Jim lifted a tarp. Neil didn’t see what was underneath, and didn’t need to.

“Electricity travels though the body and out just about anywhere. Frying everything in between.”

“The water was still charged when the uniforms arrived,” Neil told them.

He knelt down to the service door of the tub. One of the officers had already opened it. “Do you have a flashlight?”

Jim handed him one.

Neil peered in. Any possibility that this was an accident dissipated when he spotted the dead birds.

“What the hell are those?”

“Ravens.”

Chapter Twelve

“Run, hero…run.”

Playing with his prey was more addictive than crack. No wonder gangbangers couldn’t keep their asses out of jail. They were all high and doing shit like this…well, not quite like this.

This was fucking genius.

He watched as Neil scaled the back fence and ran into the house. One suit followed him, while the other directed the minions.

He popped a sour candy in his mouth and watched the entertainment.

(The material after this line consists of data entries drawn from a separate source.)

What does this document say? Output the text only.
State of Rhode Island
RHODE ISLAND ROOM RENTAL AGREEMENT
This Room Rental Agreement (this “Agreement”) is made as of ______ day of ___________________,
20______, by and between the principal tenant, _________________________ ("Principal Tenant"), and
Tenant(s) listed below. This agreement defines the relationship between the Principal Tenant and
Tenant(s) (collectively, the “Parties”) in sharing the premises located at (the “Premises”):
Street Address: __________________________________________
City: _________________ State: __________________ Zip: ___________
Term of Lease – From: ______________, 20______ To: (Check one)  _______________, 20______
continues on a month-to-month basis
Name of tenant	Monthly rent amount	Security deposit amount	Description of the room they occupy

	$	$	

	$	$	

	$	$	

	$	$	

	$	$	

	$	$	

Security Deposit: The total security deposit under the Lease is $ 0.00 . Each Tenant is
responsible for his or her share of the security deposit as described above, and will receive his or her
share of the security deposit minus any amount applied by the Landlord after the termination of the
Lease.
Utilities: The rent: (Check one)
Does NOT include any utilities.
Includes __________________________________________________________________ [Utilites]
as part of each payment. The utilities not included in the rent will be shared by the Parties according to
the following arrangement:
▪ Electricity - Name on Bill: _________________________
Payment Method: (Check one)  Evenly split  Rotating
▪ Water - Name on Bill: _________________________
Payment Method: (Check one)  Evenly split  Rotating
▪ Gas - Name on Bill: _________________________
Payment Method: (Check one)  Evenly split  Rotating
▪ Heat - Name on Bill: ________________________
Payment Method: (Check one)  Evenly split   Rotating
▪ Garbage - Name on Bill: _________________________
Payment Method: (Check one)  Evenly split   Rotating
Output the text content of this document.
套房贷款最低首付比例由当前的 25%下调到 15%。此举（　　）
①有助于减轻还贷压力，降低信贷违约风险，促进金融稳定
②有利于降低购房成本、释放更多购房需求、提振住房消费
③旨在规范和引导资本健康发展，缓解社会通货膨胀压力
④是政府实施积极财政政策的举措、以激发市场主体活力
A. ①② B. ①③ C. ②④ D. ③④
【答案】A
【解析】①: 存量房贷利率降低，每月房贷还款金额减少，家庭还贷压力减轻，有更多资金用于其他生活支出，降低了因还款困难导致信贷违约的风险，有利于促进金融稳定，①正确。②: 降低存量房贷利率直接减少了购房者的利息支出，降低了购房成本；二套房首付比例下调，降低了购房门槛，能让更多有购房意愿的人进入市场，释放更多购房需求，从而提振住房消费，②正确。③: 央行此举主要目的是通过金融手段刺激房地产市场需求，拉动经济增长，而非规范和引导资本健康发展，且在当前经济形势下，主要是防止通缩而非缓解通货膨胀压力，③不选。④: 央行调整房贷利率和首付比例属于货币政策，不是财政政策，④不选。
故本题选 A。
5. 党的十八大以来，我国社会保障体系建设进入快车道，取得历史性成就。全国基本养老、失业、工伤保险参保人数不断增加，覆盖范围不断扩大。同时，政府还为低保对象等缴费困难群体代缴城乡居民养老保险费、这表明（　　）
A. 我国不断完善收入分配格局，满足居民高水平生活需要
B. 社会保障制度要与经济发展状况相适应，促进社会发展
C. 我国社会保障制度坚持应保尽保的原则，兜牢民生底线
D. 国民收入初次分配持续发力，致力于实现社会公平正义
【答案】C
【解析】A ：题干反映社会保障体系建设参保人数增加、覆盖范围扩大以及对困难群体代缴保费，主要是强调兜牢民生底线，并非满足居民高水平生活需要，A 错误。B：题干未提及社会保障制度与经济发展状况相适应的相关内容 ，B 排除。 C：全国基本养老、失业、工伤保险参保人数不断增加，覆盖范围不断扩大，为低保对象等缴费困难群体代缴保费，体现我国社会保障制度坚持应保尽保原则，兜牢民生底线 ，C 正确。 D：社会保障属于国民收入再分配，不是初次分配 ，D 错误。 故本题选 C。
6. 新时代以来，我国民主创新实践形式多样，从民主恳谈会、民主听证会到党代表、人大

His binoculars followed Neil pulling the girl from the house and shoving her in his car. Neil tossed a bag into the backseat, and slammed the door closed.

“I thought you didn’t care, MacBain. Thought you were leaving your princess.”

He laughed, shoved more candy in his mouth. Now that Mac had proved the woman meant something to him, it was time to take her away.

Mac didn’t deserve to be happy. None of them did.